P.S. I tried compiling AORSA on Perlmutter, since NERSC is offering free CPU hours at the moment, but the amount of build errors is crushing. As you can see per the new branch Permutter_compile I attempted to work through them, but I am now stuck. If there is any interest in this I'll open a separate issue for that.

dlg0 commented 2 years ago

My suggestion would be to run the smallest offending case in Arm DDT (a useful debugger) to try to track down the actual location of the error. Documentation can be found here ... https://docs.nersc.gov/tools/debug/ddt/

dlg0 commented 2 years ago

Additionally, the NERSC support staff really are very good at helping to track down issues at scale. I'd also suggest creating a NERSC ticket which explains exactly how to reproduce the issue, and ask that they look into it.

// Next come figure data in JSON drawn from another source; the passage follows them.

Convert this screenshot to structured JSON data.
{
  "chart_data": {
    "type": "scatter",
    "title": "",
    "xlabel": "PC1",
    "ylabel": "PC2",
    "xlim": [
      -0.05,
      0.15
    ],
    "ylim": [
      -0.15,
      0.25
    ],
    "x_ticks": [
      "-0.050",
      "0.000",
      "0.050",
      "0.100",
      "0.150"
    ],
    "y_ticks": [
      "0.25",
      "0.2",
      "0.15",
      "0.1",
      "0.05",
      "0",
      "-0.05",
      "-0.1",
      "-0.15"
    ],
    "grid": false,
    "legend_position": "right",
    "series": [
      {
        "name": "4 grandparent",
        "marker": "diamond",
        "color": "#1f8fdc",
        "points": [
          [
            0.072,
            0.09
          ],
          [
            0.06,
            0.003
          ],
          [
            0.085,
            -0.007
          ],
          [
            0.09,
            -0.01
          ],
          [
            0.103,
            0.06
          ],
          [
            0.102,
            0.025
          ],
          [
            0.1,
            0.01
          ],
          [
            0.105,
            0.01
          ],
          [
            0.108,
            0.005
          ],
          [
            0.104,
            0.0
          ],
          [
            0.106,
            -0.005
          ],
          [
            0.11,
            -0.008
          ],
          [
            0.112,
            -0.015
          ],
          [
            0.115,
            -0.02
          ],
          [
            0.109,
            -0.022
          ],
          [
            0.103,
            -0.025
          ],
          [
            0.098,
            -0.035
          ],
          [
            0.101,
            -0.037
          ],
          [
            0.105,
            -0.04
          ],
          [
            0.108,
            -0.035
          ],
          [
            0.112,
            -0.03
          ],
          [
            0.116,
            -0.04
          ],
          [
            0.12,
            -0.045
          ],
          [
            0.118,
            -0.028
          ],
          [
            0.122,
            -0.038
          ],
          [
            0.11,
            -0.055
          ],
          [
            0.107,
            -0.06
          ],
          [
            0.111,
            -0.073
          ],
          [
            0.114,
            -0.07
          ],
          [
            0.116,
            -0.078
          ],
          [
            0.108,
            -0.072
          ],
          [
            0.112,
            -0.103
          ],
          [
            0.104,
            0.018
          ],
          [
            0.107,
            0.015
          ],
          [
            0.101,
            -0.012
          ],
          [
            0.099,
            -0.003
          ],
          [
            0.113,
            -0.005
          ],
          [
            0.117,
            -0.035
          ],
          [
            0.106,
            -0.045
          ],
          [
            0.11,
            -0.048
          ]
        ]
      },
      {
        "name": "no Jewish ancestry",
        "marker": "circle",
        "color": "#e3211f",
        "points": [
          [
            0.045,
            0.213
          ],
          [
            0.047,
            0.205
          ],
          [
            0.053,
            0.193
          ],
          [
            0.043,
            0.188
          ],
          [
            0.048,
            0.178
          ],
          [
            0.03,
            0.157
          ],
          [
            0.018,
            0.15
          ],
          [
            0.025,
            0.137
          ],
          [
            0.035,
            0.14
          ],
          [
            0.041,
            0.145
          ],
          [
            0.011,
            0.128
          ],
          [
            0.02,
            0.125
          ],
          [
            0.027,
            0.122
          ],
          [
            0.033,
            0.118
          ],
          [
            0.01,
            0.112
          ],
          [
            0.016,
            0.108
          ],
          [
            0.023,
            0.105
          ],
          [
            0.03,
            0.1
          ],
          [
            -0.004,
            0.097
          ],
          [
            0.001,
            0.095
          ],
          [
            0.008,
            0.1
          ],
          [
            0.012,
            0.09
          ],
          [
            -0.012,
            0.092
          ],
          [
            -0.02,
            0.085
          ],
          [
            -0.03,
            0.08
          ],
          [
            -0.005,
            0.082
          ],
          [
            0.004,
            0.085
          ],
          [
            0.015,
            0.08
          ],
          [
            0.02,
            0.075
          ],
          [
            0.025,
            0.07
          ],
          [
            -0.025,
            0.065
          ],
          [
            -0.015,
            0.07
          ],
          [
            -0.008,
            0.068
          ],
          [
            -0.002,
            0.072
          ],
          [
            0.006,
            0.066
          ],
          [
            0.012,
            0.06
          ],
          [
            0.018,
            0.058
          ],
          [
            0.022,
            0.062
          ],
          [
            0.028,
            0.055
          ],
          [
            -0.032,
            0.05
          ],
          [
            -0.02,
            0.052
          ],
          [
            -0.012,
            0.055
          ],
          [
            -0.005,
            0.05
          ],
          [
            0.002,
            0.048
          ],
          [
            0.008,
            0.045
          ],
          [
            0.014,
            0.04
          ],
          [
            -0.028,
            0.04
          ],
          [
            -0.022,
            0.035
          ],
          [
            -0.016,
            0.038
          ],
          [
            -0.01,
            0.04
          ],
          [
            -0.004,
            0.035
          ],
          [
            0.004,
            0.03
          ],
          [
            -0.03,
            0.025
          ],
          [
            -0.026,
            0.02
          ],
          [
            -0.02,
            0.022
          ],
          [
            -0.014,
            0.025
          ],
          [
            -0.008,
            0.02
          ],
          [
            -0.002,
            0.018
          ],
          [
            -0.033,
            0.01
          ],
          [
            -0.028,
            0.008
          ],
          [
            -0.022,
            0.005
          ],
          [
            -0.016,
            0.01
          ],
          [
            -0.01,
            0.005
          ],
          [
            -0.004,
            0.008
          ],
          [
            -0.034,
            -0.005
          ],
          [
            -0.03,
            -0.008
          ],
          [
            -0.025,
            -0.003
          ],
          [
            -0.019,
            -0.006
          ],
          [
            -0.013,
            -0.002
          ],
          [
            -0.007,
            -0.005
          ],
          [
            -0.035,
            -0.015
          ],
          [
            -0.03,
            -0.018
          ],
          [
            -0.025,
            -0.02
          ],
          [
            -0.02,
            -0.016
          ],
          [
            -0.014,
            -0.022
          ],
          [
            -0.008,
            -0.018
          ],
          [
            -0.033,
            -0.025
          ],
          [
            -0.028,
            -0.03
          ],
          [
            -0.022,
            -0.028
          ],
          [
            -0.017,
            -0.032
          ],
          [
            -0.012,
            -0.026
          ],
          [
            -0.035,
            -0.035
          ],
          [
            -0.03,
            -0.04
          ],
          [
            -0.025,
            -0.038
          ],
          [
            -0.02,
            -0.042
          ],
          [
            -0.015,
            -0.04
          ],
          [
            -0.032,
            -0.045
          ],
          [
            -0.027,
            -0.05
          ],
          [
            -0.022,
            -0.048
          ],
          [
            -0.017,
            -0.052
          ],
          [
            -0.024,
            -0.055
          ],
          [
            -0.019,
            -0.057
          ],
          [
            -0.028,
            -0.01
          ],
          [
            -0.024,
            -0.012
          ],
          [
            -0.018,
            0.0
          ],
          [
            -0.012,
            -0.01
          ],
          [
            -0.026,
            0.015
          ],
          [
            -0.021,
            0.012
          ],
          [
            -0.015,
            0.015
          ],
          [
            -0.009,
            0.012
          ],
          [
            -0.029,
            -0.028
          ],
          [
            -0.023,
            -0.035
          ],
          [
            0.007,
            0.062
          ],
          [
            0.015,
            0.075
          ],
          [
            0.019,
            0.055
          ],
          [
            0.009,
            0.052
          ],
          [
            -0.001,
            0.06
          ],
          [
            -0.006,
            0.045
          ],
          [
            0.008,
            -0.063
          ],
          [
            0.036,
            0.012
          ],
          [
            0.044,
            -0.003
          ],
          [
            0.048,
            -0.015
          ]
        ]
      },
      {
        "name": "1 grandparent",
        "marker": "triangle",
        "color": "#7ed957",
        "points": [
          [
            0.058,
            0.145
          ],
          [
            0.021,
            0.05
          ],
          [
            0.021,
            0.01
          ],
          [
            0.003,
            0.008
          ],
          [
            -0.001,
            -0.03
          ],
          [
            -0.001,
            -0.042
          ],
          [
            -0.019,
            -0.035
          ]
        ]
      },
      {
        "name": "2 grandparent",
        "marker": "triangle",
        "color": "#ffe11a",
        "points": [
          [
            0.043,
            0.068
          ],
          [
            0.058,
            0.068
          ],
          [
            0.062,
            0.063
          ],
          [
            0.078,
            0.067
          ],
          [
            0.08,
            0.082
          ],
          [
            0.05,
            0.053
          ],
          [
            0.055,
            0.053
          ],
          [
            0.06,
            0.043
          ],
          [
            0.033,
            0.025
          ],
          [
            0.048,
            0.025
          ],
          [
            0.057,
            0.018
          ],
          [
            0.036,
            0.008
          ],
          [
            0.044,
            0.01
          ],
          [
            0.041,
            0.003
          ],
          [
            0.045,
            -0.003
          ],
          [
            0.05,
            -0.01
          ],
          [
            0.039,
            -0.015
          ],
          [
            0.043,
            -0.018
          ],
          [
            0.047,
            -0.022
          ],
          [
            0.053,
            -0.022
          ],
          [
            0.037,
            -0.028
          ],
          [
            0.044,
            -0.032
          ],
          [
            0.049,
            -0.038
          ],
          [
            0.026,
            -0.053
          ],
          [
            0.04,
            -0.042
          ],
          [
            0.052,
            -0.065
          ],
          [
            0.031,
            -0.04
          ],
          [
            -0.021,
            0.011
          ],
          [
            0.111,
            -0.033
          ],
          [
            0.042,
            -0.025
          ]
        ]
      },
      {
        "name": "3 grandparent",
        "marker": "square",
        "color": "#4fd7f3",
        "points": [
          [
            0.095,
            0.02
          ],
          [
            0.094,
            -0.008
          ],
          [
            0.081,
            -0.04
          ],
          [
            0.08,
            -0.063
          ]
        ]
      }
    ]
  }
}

Certainly I've always wanted to enable building and running with the various bounds checking enabled. Perhaps you can enable it on a single file (the one you suspect).

There is also the new -fsanitize flags to GNU which I think work with FORTRAN and you can try various and specific flags if out of bounds or other memory issues are suspect.

AreWeDreaming commented 2 years ago

I finally managed to finish my calculations. I avoided this issue by significantly reducing the number of nodes allocated to AORSA. The problem with a 320x256 grid can be easily run on just 64 nodes. Notably, the scaling of AORSA is also very poor in this case. The cases that ran successfully on 512 nodes took 18 minutes and the cases running on 64 nodes just needed 37 minutes. This might look obvious now, but I was under the impression that I could never run AORSA on so few nodes due to memory limitations. Addendum: I could not debug AORSA because there is a routine in orbit.f appropriately called ERROR that throws to runtime checking exceptions when I try to debug. In my attempt to fix this in the branch intel_debug I introduced a bug that would cause AORSA to crash right on startup. I might have fixed that with 4c20bbfc51080ede0e23e0595e90115a820fb980, but I never got to test that.

AreWeDreaming commented 1 year ago

Closing because cori reached end of life.